09 April 2010
Stable prices, that is, low inflation, stable currency value and stable financial systems are bedrock ingredients for the economic wellbeing of any society. These ingredients form the core of what the South African Reserve Bank or any other central bank for that matter does. Explained differently, the realisation of these ingredients is the most important way in which the Bank can contribute to the developmental agenda of South Africa.
... The Bank's mandate is explicitly set out in the Constitution of our Republic as “protecting the value of the currency in the interest of balanced economic growth”. The main contribution therefore that the Bank can make to the development agenda of South Africa is primarily through the fulfilment of this mandate. The Bank fulfils this mandate by ensuring 1) price stability and 2) financial stability. To ensure price and financial stability, the Bank uses monetary policy and provides a variety of other essential financial services to the economy.

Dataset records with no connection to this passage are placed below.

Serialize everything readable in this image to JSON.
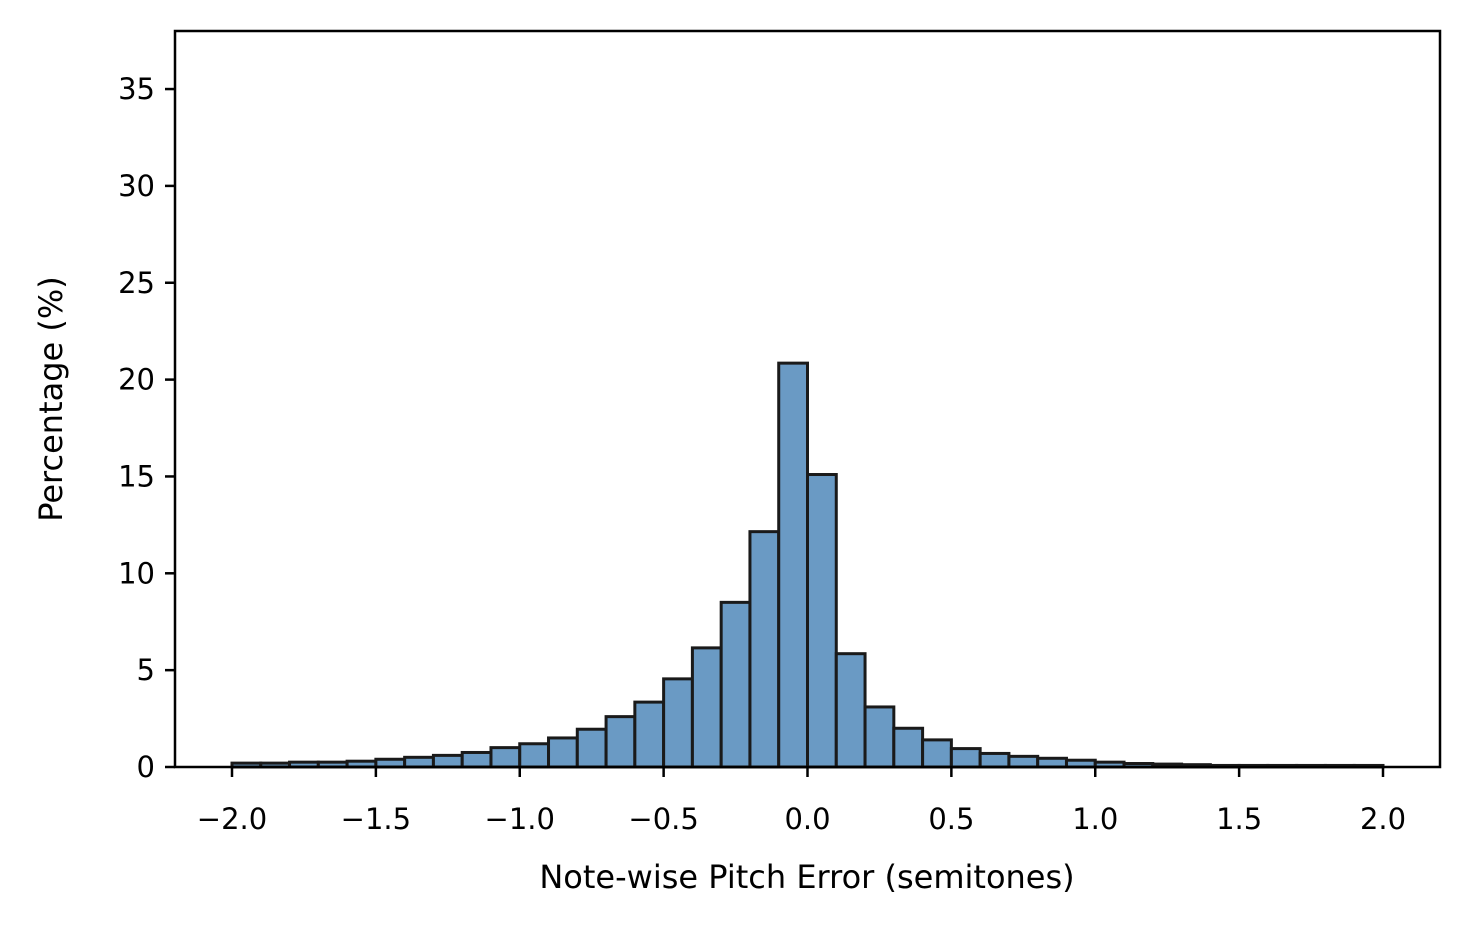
{
  "chart_data": {
    "type": "bar",
    "title": "",
    "xlabel": "Note-wise Pitch Error (semitones)",
    "ylabel": "Percentage (%)",
    "xlim": [
      -2.2,
      2.2
    ],
    "ylim": [
      0,
      38
    ],
    "grid": false,
    "legend": null,
    "bar_color": "#6a9ac4",
    "edge_color": "#1a1a1a",
    "bin_width": 0.1,
    "x_ticks": [
      -2.0,
      -1.5,
      -1.0,
      -0.5,
      0.0,
      0.5,
      1.0,
      1.5,
      2.0
    ],
    "x_tick_labels": [
      "−2.0",
      "−1.5",
      "−1.0",
      "−0.5",
      "0.0",
      "0.5",
      "1.0",
      "1.5",
      "2.0"
    ],
    "y_ticks": [
      0,
      5,
      10,
      15,
      20,
      25,
      30,
      35
    ],
    "y_tick_labels": [
      "0",
      "5",
      "10",
      "15",
      "20",
      "25",
      "30",
      "35"
    ],
    "bin_left_edges": [
      -2.0,
      -1.9,
      -1.8,
      -1.7,
      -1.6,
      -1.5,
      -1.4,
      -1.3,
      -1.2,
      -1.1,
      -1.0,
      -0.9,
      -0.8,
      -0.7,
      -0.6,
      -0.5,
      -0.4,
      -0.3,
      -0.2,
      -0.1,
      0.0,
      0.1,
      0.2,
      0.3,
      0.4,
      0.5,
      0.6,
      0.7,
      0.8,
      0.9,
      1.0,
      1.1,
      1.2,
      1.3,
      1.4,
      1.5,
      1.6,
      1.7,
      1.8,
      1.9
    ],
    "values": [
      0.2,
      0.2,
      0.25,
      0.25,
      0.3,
      0.4,
      0.5,
      0.6,
      0.75,
      1.0,
      1.2,
      1.5,
      1.95,
      2.6,
      3.35,
      4.55,
      6.15,
      8.5,
      12.15,
      20.85,
      15.1,
      5.85,
      3.1,
      2.0,
      1.4,
      0.95,
      0.7,
      0.55,
      0.45,
      0.35,
      0.25,
      0.18,
      0.15,
      0.12,
      0.08,
      0.08,
      0.08,
      0.08,
      0.08,
      0.08
    ]
  }
}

The other crucial functions of the Bank that are seen as enabling factors for the development agenda include the prudent supervision of banks, as well as management and maintenance of the national payments system. These, among others, are important in ensuring the effective flow and settlement of cross-border capital between South Africa and the rest of the world. Another function that was explicitly emphasised by the Minister of Finance, Mr Pravin Gordhan, in a letter to the Governor clarifying the expanded mandate of the Bank, is that of financial stability, which entails detecting and reducing threats to the financial system as a whole. South Africa, as a small open economy, has grown by successfully integrating into the global economy and gaining access to international capital markets over time. In cognisance of the strategic contribution of these critical central banking functions, the Bank will continue to manage prudently, effectively and efficiently its component of macroeconomic plane.
Mnyande said, inter alia:
South Africa has done better under the inflation-targeting framework than during other previous monetary policy frameworks. The success of the policy is largely attributable to the flexible way in which it was implemented.
... economic growth is a function of many factors. Monetary policy is just one element in a set of economic policies, such as fiscal policy, industrial development policy, agricultural policy, mining policy, education policy and an array of many other microeconomic policies.
The recent adjustments to the repo rate ... have shown that the fluctuations in the nominal exchange rate of the rand are beyond the policy decision on the repo rate by the Bank’s monetary authorities.
... countries with large current-account deficits experience an appreciation in their domestic currencies. The appreciation of the domestic currency may reflect strong capital flows into the domestic economy, encouraged by high yields, gains in share prices and strong macroeconomic fundamentals that support real economic growth.
The Bank ... will intervene in the foreign exchange market when necessary. The extent of intervention, however, must be limited given the cost implications of this exercise.